On the design front, if you think of a typical workflow, a contractor will take in design information such as models and drawings. With the SYNCRHO modeller, they can turn that into constructable information, saving them a lot of time and effort in the pre-construction phase.
Then they can break that model down and create a time-based sequence. SYNCHRO 4D allows planners to link those constructable design models with the planning schedule to create the path of construction. This will also help identify issues early, and they can optimise how they build the infrastructure.
Then there is SYNCHRO Control. This is a cloud-hosted hub that serves as the project management and construction management portal. SYNCHRO Control becomes the trusted data environment where all documents, forms, drawings, and models will be stored in one secure place.
Having this central hub means that people out in the field can connect with it. Using SYNCHRO Field on their device, they can access this data portal and get the drawing or model they need. Also, as part of a digital twin workflow, someone out in the field can also use SYNCHRO Field to take photos, create a ContextCapture model and share that with the rest of the team.
With SYNCHRO it is less about the device these teams are using but instead about the whole construction workflow. How can that team best build the infrastructure? How can they create, manage and share information throughout the life cycle? Those are questions that the solution helps users address. Also, with the view of COVID-19, project managers or engineers can work remotely. As they can log in to SYNCHRO Control – which can be from any browser, anywhere – they can see the latest models and updates to drawings as well as give instructions and manage the project without having to be on-site.
Q: Can you also talk about how Bentley’s recent acquisition of E7 may benefit customers in the construction sector? What sets this project delivery solution apart?
E7 has been a great fit for Bentley. E7’s flexible daily cost capture methods will extend Bentley’s SYNCHRO construction modelling, project management and reporting, task management, voice-based field data capture, and automation capabilities to create a comprehensive 4D construction digital twin solution. The combined capabilities enable heavy civil construction contractors to effectively optimise the utilisation of field resources to stay on schedule and on budget.
Q: As a final question, how do you recommend organisations manage the skills shortage in construction?
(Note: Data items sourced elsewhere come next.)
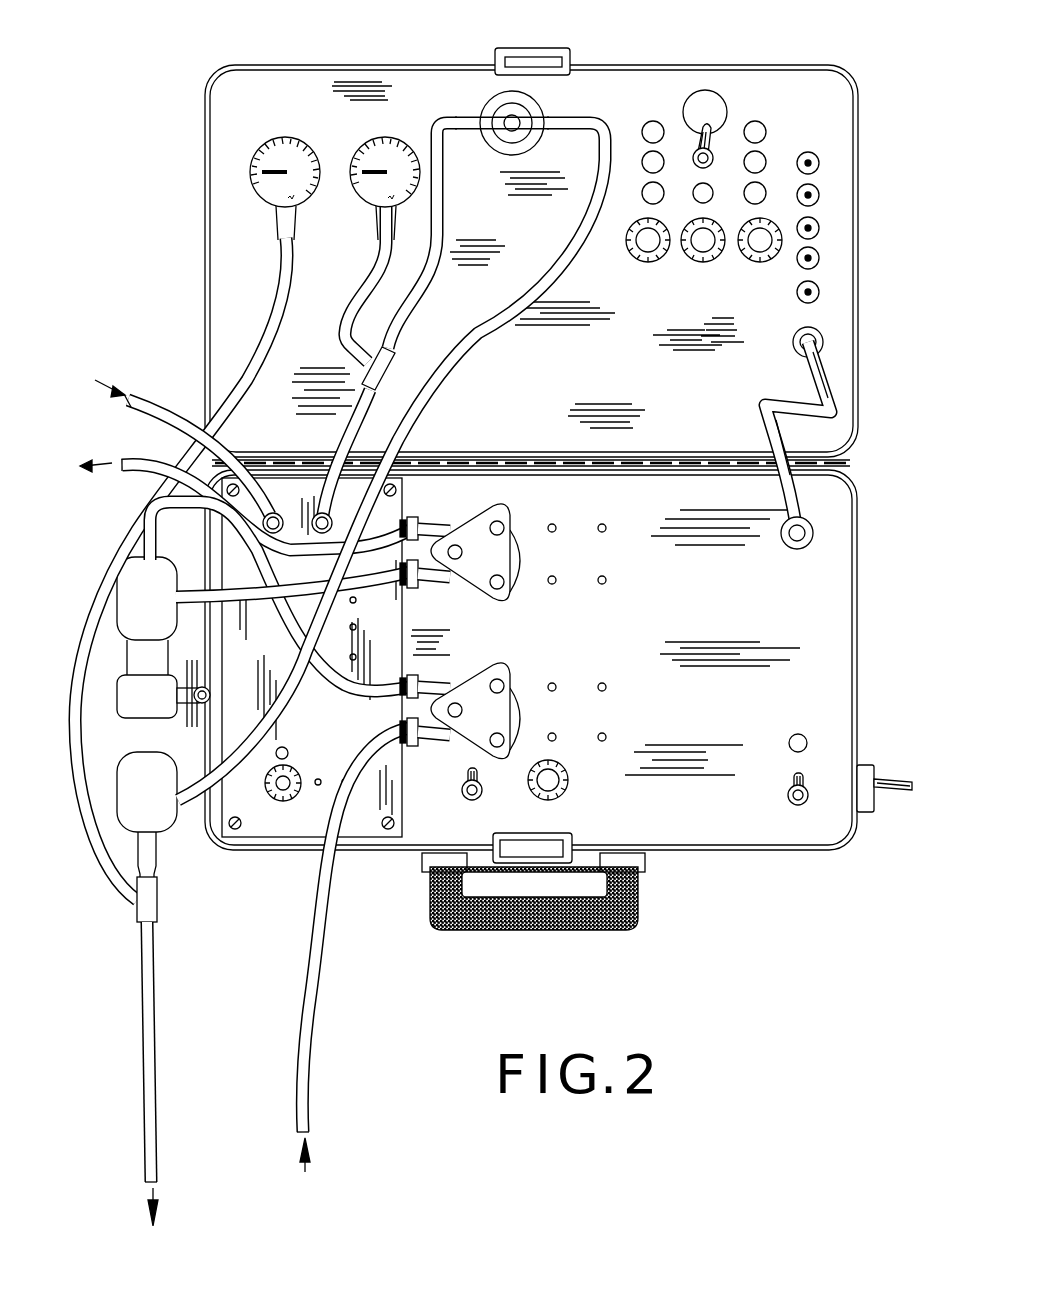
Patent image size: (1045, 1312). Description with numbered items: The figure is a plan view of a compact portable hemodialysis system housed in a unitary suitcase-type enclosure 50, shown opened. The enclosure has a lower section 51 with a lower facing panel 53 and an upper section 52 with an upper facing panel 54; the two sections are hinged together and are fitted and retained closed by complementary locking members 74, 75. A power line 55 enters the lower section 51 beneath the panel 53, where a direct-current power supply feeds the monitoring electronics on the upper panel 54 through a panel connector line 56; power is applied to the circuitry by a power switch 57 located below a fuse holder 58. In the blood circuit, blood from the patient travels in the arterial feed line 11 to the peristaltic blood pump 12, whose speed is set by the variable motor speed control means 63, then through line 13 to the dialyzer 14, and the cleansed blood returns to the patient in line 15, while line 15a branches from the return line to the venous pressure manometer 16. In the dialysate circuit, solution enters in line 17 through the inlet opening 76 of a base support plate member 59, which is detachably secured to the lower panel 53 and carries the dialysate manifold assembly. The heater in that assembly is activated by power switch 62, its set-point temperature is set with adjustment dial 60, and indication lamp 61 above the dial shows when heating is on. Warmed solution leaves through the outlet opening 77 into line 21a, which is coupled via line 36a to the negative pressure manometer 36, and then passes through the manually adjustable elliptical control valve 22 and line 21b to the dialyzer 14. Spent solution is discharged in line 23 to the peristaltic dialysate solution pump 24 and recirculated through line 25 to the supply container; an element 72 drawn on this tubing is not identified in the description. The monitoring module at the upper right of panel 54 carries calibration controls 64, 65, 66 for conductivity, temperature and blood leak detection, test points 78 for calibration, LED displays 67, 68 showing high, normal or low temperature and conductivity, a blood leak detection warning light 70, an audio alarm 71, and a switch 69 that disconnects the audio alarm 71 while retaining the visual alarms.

The arterial feed line 11 is at (312, 1020).
The peristaltic blood pump 12 is at (498, 670).
The line 13 is at (338, 684).
The dialyzer 14 is at (160, 822).
The blood return line 15 is at (155, 1020).
The line 15a is at (104, 870).
The venous pressure manometer 16 is at (285, 138).
The line 17 is at (219, 446).
The line 21a is at (427, 270).
The line 21b is at (472, 340).
The elliptical control valve 22 is at (536, 108).
The line 23 is at (368, 579).
The peristaltic dialysate solution pump 24 is at (506, 512).
The line 25 is at (372, 546).
The negative pressure manometer 36 is at (385, 138).
The line 36a is at (376, 272).
The unitary suitcase-type enclosure 50 is at (783, 860).
The lower section 51 is at (858, 600).
The upper section 52 is at (858, 215).
The lower facing panel 53 is at (840, 655).
The upper facing panel 54 is at (842, 333).
The power line 55 is at (864, 812).
The panel connector line 56 is at (775, 402).
The power switch 57 is at (788, 793).
The fuse holder 58 is at (795, 733).
The base support plate member 59 is at (380, 835).
The adjustment dial 60 is at (295, 792).
The indication lamp 61 is at (284, 746).
The power switch 62 is at (466, 786).
The variable motor speed control means 63 is at (570, 782).
The panel calibration control 64 is at (641, 262).
The panel calibration control 65 is at (703, 262).
The panel calibration control 66 is at (761, 262).
The visual display 67 is at (633, 168).
The visual display 68 is at (766, 160).
The switch 69 is at (694, 150).
The blood leak detection warning light 70 is at (713, 194).
The audio alarm 71 is at (720, 106).
The valve 72 is at (148, 703).
The locking member 74 is at (527, 866).
The locking member 75 is at (545, 48).
The inlet opening 76 is at (275, 513).
The outlet opening 77 is at (317, 518).
The test points 78 is at (843, 172).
A: The skills shortage is a complex problem, and there is no easy or quick solution. I do believe that as firms embrace digital technologies and processes, it opens up other employment opportunities and possibilities within the sector. Which in turn makes construction more appealing. The shortfall of skilled personnel can be met by focusing on a diverse workforce and getting students to become interested in engineering while still in middle school. Then, by the time they graduate college, they will be grounded in the skills they need to grow in their chosen profession.
When it comes to using drone technology and robotics, companies need to invest in knowledge programmes and upskill staff. As I said earlier, once you start to digitise, you can’t stop. The same goes with training and investment. To keep your staff, you need to keep them invested and interested. The payback is that they will then apply that technology or implement better processes that will improve your business.
To summarise, I think organisations can manage the skills shortage by putting more effort into continued learning methodology.